Except maybe for Drew, they are familiar names only to the most fanatic baseball followers. But someday soon, they could be big-league stars, and for the next two months, they will be honing their considerable skills in the Arizona Fall League.
Far from the noise and excitement of the major league playoffs, baseball's next generation of top players play a 45-game schedule that began Wednesday in and around Phoenix.
In its seventh year, the league has become an annual stop for some of the game's rising stars. Among the alumni are nine players from this year's All-Star game, including Derek Jeter and Mike Piazza.

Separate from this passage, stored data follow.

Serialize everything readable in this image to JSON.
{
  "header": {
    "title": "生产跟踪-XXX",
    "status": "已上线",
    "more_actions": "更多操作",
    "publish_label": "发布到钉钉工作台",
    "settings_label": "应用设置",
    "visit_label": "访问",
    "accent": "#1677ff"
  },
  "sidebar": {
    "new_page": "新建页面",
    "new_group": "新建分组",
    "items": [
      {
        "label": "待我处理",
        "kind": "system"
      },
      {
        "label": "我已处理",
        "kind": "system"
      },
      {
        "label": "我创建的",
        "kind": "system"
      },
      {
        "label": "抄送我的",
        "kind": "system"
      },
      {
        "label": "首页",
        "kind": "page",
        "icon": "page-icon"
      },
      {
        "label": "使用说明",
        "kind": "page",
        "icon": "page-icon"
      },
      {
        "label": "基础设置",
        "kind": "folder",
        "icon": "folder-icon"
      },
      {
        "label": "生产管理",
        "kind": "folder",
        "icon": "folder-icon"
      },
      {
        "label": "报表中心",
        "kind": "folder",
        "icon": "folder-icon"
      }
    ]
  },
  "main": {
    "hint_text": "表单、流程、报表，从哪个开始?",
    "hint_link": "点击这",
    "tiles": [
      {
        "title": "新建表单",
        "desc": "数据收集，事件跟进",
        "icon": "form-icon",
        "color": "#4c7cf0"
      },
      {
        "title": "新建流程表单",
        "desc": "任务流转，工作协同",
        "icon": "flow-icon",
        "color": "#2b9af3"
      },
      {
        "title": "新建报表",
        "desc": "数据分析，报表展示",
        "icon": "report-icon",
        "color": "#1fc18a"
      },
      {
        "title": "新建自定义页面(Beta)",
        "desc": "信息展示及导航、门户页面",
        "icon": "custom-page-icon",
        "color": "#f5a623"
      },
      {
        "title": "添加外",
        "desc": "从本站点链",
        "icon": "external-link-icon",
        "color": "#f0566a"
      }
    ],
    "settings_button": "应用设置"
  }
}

Three of this year's top rookies - Todd Helton of Colorado, Ben Grieve of Oakland and Travis Lee of Arizona - played in the fall league.
ROCKIES LURING LEYLAND: Colorado Rockies officials should know by week's end whether they have a chance to lure Jim Leyland to Denver.
Leyland expects to decide by Friday whether to stay as manager of the Florida Marlins or exercise an escape clause in his contract.
"A lot of people are making unnecessary assumptions," Leyland said in an interview Tuesday from his Pittsburgh-area home.
Leyland is one of the leading candidates to replace Don Baylor, who was fired as Colorado manager Monday.
Marlins officials have not given the Rockies permission to speak with Leyland.